Maar wie registreert dit nu allemaal met zoveel scepsis? De televisiemaker, blijkbaar, de kijker-met-distantie bij uitstek. Ze hebben al heel wat moeten af-zien, de laatste dagen, die beroepskijkers. Het festival is in volle gang, er wordt stevig gedronken, de ogen komen slaap te kort. Ze staan buiten, voor het feestpaviljoen en staren voor zich uit. Ze laten de muziek over zich heen schallen. Maar het gaat misschien wel over hun eigen amusement dat ze ingeblikt hebben meegebracht: de vrolijke programma’s die om de Gouden Roos moeten strijden.

Alle lijkt aangetast door het blikken [goedkope] kijkplezier dat hen daar samen brengt: de bergen zijn niets dan een hol klankbord en het meer plat als een dubbeltje.

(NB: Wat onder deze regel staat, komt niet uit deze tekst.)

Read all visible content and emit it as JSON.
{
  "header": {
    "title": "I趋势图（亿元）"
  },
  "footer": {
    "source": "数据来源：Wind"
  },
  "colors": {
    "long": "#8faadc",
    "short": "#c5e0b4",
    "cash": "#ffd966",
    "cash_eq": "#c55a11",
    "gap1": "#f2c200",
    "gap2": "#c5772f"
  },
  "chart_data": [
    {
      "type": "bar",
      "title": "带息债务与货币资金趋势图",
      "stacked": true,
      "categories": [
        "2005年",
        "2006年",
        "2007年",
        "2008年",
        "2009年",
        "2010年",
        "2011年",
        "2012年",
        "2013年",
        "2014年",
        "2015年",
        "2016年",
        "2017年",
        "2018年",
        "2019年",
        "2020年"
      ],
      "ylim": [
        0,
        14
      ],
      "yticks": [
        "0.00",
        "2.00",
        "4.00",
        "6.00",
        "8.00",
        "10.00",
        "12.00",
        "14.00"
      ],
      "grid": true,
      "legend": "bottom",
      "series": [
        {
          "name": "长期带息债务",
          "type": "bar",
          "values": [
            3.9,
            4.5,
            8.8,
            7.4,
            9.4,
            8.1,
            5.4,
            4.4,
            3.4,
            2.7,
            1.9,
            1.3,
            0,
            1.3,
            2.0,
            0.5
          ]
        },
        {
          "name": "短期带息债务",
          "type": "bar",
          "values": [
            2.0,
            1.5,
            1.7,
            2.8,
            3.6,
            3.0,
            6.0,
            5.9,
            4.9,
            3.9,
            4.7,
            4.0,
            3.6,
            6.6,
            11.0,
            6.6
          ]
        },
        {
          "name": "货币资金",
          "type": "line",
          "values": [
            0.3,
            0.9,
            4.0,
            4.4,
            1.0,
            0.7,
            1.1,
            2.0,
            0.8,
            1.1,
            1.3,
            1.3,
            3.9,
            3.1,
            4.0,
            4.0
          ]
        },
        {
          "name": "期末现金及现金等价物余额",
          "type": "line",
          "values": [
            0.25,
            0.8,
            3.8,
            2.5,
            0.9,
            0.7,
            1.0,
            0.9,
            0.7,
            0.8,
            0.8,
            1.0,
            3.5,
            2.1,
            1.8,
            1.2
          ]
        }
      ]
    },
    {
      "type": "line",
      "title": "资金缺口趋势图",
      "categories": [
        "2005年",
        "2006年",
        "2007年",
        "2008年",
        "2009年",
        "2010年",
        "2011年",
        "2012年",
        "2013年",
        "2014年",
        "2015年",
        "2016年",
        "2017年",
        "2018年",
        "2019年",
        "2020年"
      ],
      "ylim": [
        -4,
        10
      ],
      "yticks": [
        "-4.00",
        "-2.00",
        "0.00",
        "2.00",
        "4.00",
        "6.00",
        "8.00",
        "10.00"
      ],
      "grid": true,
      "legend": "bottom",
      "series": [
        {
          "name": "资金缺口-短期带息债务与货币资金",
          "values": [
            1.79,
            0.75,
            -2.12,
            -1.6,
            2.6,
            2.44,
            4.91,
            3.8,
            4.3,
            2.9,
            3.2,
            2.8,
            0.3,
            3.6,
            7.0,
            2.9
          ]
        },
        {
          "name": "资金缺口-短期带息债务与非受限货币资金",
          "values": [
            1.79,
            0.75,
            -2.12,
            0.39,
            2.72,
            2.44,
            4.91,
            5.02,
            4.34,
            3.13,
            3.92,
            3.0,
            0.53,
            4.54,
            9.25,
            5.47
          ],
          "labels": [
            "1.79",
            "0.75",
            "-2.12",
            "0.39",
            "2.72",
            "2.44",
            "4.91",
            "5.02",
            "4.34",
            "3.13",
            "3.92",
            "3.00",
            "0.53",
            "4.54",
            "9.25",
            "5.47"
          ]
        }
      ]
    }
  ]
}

De adjectieven zijn allemaal even zorgvuldig en dubbel van zin.

Er volgt een beschouwelijke afsluiting, misschien wat erg expliciet. Wie staat er nu eigenlijk het dichtst bij de dood, vraagt althans een van de toekijkers zich af. Wat is hier ècht de moeite van het kijken waard = schoon ? Ons eigen product, het amusement? Die namaak-kunst die we hier laten dansen: de plastic danseressen? Of is de werkelijkheid van die oude mensen hier datgene waar het eigenlijk om draait?  Kijk, één van hen steekt tenminste een hand uit naar het laatste restje levende, vrije natuur: de zwanen worden gevoerd. Het gedicht is daarmee rondgeschreven, cyclisch.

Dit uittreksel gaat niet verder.